Cluster Configuration

Kiri Choi edited this page Jan 18, 2019 · 1 revision

Setting up Spark in Cluster Mode

  1. Download Apache Spark from https://spark.apache.org/downloads.html
  2. Extract the file downloaded.
  3. Inside Apache Spark folder, within the conf directory there are templates available for the configurations to run Spark
  4. Below are the main things that needs to get changed

First JAVA_HOME is must. Scala is optional but to run spark it needs JVM and JVM_HOME is the best place for it to find required things. export JAVA_HOME=/home/shaik/src/jdk1.8.0_131

Spark Worker Cores allows you to determine the number of cores you want to allocate for Spark programs. Say your machine is of N cores (lscpu command) it is better to have at max N-2 Cores allocated for Spark Worker Cores export SPARK_WORKER_CORES=10

Spark Local IP is just to identify itself in the cluster. Be aware of /etc/hosts file which is very useful for machines to communicate to each other. export SPARK_LOCAL_IP=127.0.0.1

The port on which Spark Master UI needs to run. export SPARK_MASTER_PORT=8000

HOST of the Spark master export SPARK_MASTER_HOST=127.0.0.1

SPARK_MASTER_PORT / SPARK_MASTER_WEBUI_PORT, to use non-default ports for the master export SPARK_MASTER_WEBUI_PORT=8888

This tells livy regarding the available spark master so as to submit the jobs to the spark cluster export LIVY_SPARK_MASTER=spark://127.0.0.1:8000

This is for Zeppelin to use livy (%livy.pyspark). Livy server is running on the node:port mentioned in the value export ZEPPELIN_LIVY_URL=http://127.0.0.1:5000

Master & Slave

Since, we are not using yarn based cluster, we need to tell to master who are all slaves. (A master node can be slave as well, Master node can also spawn threads on its own machine to perform computations)

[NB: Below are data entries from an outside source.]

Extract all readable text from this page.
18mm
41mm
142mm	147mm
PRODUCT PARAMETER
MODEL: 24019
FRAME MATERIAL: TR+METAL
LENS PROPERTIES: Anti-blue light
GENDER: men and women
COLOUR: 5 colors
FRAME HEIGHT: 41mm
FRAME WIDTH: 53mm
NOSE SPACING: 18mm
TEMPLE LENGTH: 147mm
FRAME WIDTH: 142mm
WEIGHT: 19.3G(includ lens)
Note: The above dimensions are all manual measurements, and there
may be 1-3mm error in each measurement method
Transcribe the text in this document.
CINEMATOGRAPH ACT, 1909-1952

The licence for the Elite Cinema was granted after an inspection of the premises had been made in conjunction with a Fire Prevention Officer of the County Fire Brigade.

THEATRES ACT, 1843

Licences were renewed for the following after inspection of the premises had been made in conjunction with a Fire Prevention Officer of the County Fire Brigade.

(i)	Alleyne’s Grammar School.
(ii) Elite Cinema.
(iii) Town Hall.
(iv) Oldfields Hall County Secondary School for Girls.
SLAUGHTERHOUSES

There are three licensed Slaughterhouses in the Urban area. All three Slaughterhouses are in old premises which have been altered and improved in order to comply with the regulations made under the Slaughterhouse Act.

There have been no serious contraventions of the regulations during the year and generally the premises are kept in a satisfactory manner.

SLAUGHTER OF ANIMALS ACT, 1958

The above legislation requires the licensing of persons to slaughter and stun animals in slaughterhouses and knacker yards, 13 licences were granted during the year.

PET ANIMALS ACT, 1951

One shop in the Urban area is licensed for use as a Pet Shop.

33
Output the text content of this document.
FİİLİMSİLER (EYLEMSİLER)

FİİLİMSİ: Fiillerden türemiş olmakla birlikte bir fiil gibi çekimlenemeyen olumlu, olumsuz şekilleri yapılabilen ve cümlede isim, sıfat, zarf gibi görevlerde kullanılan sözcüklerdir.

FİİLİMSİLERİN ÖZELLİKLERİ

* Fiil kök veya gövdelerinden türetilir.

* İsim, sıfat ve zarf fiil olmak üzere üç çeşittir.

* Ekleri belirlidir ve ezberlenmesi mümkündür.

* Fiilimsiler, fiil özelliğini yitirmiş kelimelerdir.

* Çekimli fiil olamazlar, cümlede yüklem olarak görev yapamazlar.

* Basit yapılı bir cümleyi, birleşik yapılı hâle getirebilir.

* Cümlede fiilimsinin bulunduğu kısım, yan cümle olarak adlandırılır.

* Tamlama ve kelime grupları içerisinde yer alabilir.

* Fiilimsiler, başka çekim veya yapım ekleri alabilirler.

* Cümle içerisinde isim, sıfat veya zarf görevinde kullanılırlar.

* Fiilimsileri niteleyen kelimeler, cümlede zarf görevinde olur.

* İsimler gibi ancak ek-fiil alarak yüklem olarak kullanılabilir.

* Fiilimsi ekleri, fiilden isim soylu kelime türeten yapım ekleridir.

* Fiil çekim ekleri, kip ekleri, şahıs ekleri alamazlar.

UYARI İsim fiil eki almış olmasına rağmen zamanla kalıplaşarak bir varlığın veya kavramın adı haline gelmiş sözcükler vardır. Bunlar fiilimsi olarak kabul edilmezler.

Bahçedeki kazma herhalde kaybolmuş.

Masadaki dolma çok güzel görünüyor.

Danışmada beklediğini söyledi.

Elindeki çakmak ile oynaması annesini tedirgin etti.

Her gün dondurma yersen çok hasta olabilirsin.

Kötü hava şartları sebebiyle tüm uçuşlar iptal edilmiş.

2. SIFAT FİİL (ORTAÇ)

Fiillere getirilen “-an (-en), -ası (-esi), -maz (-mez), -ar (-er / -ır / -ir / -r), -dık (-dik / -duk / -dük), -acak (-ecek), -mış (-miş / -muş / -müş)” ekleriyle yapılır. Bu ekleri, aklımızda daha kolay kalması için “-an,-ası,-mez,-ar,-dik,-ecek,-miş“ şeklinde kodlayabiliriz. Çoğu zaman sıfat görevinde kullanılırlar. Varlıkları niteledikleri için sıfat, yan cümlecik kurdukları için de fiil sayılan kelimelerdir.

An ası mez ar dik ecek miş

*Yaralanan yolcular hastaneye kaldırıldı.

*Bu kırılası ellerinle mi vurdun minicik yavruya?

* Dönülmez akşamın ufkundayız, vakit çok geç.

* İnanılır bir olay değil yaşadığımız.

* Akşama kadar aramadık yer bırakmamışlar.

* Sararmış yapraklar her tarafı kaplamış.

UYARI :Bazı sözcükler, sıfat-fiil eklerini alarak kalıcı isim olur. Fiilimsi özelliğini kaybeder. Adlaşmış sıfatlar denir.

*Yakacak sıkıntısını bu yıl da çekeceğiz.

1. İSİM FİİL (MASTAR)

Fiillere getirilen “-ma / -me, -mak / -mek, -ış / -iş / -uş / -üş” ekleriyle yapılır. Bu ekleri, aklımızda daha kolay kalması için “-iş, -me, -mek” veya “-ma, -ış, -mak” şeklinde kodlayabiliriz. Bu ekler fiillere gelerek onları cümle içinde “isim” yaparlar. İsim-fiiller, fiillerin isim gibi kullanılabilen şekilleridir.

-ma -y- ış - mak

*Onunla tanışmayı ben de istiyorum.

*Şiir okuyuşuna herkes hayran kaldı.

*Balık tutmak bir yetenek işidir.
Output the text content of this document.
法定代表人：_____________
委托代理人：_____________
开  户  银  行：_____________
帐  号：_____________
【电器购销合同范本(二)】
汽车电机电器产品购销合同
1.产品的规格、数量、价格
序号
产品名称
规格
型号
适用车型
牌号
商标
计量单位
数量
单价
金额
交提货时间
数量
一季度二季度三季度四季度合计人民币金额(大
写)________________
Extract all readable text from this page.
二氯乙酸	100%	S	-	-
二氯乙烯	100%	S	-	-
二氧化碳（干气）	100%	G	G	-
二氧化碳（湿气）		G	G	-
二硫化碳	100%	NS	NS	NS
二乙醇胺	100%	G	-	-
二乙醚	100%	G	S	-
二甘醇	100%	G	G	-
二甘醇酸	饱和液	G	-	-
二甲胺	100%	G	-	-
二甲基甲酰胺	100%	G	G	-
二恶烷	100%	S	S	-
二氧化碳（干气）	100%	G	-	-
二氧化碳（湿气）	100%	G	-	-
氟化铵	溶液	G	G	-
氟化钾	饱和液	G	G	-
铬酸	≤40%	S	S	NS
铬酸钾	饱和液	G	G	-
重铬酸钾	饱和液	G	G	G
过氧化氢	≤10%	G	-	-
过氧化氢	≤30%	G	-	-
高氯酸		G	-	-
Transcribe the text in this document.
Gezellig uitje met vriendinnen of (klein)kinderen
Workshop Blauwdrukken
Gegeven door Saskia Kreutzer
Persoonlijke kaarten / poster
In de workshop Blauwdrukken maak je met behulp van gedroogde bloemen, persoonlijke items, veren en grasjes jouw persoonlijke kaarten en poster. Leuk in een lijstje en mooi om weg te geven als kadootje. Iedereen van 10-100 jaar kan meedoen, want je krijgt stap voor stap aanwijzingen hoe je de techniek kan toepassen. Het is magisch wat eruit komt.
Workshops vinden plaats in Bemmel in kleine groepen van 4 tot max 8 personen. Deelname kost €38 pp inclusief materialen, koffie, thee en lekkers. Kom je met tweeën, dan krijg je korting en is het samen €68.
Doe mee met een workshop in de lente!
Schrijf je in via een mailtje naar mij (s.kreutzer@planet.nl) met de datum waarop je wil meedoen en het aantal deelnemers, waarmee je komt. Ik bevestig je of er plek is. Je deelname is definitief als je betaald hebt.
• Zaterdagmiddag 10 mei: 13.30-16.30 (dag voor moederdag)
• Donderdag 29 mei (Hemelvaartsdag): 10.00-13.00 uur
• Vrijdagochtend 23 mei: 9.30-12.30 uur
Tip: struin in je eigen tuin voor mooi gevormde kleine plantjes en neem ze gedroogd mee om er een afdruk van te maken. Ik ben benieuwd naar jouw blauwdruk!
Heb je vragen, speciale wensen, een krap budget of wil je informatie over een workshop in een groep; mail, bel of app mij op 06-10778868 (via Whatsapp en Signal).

  1. Create a file named just slaves with no extensions
  2. Add list of nodes (IPs) you want it to be part of spark cluster

Talk Less Do More

In order to reduce the verbosity of logs, we can modify log4j.properties file (again under conf). The line that needs to be changed is log4j.rootCategory=INFO, console to log4j.rootCategory=ERROR, console

Using Zeppelin to run Spark Jobs Smooth

  1. First we need to download Zeppelin from https://zeppelin.apache.org/download.html
  2. There are the two options available there -- one with all interpreters pre installed and the other with only required interpreters
  3. Change directory to conf after extracting it to your local system
  4. In Zeppelin-env.sh file, below are the configurations that are needed to get added

Informing Zeppelin regarding Spark Master export MASTER=spark://127.0.0.1:8000

Helping Zeppelin know the other spark submit options we use to run our spark jobs, since we use Tellurium/antimony, below is the sample of how it can be done export SPARK_SUBMIT_OPTIONS="--conf spark.executorEnv.PYTHONPATH=/home/shaik/gsoc/tellurium --conf spark.executorEnv.LD_LIBRARY_PATH=/usr/lib/python2.7/site-packages/antimony"

Providing python path for pyspark to run and be able to import required python libraries export PYTHONPATH=/home/shaik/gsoc/tellurium:$PATH

We can also restrict Zeppelin by not overusing our Spark resources and can be configured in a way that it can distribute its cores and memory among the multiple spark jobs running (Zeppelin Included) export ZEPPELIN_JAVA_OPTS="-Dspark.executor.memory=20g -Dspark.cores.max=12"